The team from IBM designed three levels of the new computer inspired by the human brain. The first level exploits the memory device’s state dynamics, which allows the computer to perform tasks in its memory. That’s how memory and processing in the brain work. The second level is inspired by the synaptic network structures in the brain; it speeds up the training of deep neural networks using arrays of phase change memory devices. The last level includes substrates for making neural networks interact, and the researchers were inspired by the dynamic and stochastic nature of neurons in building it.
The team used electrical pulses to modulate the ratio of material in the crystalline and amorphous phases to enable the memory devices to support consistent electrical resistance or conductance. This approach better resembles nonbinary, biological synapses and enables more information to be stored in a single memory unit. Sebastian and his colleagues at IBM found great results from this approach using human brain-inspired architecture, including the efficiency of those systems.
“We always expected these systems to be much better than conventional computing systems in some tasks, but we were surprised how much more efficient some of these approaches were.”
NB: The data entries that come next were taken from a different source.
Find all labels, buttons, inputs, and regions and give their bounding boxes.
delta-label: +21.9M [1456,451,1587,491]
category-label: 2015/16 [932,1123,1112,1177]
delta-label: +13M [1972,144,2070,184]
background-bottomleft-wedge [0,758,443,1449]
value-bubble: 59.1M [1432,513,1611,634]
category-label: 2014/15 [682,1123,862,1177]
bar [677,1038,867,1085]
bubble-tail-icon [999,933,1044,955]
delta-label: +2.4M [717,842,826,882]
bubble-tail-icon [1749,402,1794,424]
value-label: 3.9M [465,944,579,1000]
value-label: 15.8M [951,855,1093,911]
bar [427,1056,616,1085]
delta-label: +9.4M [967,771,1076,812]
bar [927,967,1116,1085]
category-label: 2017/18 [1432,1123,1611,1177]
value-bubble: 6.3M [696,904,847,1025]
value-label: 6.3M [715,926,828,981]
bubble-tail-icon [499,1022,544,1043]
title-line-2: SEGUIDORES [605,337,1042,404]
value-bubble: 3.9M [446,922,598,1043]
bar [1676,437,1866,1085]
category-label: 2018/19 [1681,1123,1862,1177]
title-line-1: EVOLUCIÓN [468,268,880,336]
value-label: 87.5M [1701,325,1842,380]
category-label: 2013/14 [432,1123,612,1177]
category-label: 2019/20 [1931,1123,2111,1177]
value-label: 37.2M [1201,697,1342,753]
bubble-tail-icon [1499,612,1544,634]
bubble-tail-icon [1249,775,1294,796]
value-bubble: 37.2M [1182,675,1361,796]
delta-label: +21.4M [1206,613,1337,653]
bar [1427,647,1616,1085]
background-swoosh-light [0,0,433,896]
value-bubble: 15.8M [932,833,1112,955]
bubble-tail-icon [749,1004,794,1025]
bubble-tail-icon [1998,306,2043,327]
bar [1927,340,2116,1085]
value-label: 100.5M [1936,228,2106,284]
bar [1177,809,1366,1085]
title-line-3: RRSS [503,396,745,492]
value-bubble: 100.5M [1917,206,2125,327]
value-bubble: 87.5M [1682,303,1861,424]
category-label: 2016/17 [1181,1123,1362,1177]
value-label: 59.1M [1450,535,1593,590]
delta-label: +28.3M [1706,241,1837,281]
Last year the team used an unsupervised machine learning algorithm on a typical computer of today and a prototype memory platform inspired by the phase change memory device.
“We could achieve 200 times faster performance in the phase change memory computing systems as opposed to conventional computing systems.” Sebastian said. “We always knew they would be efficient, but we didn’t expect them to outperform by this much.”
The team is now working on new prototype chips and systems based on their brain-inspired architecture.